The intention is that colleagues can then build stronger relationships as they are able to understand and meet each others’ needs in this regard.

At MoJ, our personal stories always get the most hits on the intranet, so throughout autumn and winter we’ll be having blogs from staff on the subject of relationships, and how they are sustaining their relationships in challenging times. The first will be a colleague from Digital Services talking about how he’s used technology to aid communication within his team during lockdown and beyond.

We have a great range of support services to help colleagues with their relationships and wellbeing more generally, but as I’m sure is the case in readers’ organizations, awareness and take-up is not what we’d like it to be. So, we’ll be using all of the project streams to promote our relevant support services, including:

  • A toolkit for wellbeing conversations – this will act as a framework for having an action-focused wellbeing conversation between line manager and employee
  • Wellbeing for Line Managers e-learning – an online workshop that helps upskill managers to look after the wellbeing of their team members
  • Contact for Kindness – a matching scheme we launched during lockdown, for colleagues who are feeling lonely or isolated and want to chat with someone who has similar interests
  • Employee assistance programme – needs no further explanation!
  • Coffee Roulette – a chance to meet new colleagues from across the business.

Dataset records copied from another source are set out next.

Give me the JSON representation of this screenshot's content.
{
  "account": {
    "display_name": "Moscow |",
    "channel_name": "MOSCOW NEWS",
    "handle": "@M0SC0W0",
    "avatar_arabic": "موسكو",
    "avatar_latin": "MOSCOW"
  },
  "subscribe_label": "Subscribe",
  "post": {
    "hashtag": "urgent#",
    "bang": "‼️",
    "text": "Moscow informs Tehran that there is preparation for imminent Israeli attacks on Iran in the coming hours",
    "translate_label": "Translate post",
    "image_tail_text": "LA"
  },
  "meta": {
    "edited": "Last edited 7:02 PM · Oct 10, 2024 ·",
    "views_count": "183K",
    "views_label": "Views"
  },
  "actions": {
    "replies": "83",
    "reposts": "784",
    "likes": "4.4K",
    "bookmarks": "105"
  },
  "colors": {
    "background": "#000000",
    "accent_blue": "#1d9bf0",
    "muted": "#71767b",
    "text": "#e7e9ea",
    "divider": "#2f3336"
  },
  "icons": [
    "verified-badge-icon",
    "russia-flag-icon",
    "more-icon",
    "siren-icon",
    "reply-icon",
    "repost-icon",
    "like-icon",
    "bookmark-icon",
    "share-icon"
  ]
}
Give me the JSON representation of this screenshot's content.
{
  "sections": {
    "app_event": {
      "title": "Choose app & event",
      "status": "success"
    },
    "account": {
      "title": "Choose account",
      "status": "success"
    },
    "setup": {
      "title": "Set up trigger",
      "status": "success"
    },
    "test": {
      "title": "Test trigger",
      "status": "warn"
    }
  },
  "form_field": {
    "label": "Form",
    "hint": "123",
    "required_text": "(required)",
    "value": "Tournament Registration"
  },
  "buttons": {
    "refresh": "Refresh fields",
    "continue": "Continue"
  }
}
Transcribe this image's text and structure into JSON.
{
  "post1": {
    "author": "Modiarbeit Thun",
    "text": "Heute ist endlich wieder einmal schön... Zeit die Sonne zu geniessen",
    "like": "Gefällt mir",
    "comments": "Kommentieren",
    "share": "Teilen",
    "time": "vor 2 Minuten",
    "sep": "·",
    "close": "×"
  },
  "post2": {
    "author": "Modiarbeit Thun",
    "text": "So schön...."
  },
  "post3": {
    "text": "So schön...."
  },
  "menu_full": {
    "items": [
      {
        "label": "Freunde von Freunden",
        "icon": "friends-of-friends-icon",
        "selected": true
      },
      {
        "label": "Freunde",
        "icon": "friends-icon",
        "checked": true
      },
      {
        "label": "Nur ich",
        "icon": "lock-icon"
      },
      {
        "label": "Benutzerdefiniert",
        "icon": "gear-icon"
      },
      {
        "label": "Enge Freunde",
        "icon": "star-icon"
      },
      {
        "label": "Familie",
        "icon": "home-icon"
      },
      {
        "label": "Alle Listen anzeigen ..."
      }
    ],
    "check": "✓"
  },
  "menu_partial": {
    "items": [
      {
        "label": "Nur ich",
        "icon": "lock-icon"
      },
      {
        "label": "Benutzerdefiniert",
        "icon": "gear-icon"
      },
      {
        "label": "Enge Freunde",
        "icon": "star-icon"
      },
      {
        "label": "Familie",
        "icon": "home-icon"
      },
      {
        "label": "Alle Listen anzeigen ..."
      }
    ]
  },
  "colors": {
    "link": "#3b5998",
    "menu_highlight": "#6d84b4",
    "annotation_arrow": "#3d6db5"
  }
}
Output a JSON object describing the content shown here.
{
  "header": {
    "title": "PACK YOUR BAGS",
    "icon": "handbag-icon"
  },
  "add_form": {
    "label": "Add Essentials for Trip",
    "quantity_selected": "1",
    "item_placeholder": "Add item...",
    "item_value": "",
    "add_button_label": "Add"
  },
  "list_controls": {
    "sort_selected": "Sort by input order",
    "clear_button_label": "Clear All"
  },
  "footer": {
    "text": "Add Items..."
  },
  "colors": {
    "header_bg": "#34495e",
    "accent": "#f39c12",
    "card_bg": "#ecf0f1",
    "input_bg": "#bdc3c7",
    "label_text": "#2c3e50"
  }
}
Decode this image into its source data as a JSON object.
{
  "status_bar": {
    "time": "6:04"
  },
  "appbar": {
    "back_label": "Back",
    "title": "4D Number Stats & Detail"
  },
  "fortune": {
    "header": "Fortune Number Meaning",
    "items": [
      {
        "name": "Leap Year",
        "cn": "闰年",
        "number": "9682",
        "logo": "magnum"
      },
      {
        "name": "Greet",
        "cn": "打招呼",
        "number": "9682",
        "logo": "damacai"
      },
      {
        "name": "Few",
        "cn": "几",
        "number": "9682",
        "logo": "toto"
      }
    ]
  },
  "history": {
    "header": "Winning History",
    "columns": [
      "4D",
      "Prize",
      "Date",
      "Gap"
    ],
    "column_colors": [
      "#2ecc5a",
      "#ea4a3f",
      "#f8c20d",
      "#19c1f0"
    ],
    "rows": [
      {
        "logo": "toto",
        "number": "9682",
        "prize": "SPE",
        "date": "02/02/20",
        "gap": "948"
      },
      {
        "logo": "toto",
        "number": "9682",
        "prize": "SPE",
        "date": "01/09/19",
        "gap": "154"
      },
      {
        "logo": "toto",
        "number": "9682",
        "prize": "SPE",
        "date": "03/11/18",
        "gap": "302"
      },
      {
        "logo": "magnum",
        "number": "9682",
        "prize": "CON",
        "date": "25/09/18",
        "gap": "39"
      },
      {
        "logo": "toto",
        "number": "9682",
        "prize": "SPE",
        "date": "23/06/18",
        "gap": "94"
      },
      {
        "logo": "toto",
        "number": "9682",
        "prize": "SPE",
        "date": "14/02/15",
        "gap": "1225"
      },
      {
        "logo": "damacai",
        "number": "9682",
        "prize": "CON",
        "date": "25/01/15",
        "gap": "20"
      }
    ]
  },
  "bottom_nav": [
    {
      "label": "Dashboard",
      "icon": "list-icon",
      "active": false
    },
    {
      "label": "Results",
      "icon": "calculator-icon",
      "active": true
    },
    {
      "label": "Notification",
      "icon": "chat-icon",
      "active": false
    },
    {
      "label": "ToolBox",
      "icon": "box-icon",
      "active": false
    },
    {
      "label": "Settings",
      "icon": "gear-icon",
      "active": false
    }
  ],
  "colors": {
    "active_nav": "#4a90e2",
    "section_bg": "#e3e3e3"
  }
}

To avoid being presumptive, I’m also consulting with staff on the project so that it meets their genuine wants and needs. I’m using the Crowdicity platform for this as it’s well established in MoJ and people are used to engaging this way. It allows people to suggest new ideas and then vote on them, so the most popular ideas can easily be identified. What’s more. it requires very little time investment, so if I get one or two good ideas, it will absolutely be worth it.

Autumn and winter will undoubtedly bring challenges, both in terms of our physical health and our mental resilience. By supporting colleagues to thrive in their relationships, both at work and in their personal lives, at MoJ we hope to boost our staff’s ability to sustain themselves through the coming months.

Capitalizing on what has worked well for us before – storytelling, webinars and panel discussions facilitated by our own staff and utilizing trusted internal stakeholders – will help to ensure a successful program that lands well, while involving employees in the development of the program will ensure it meets their needs.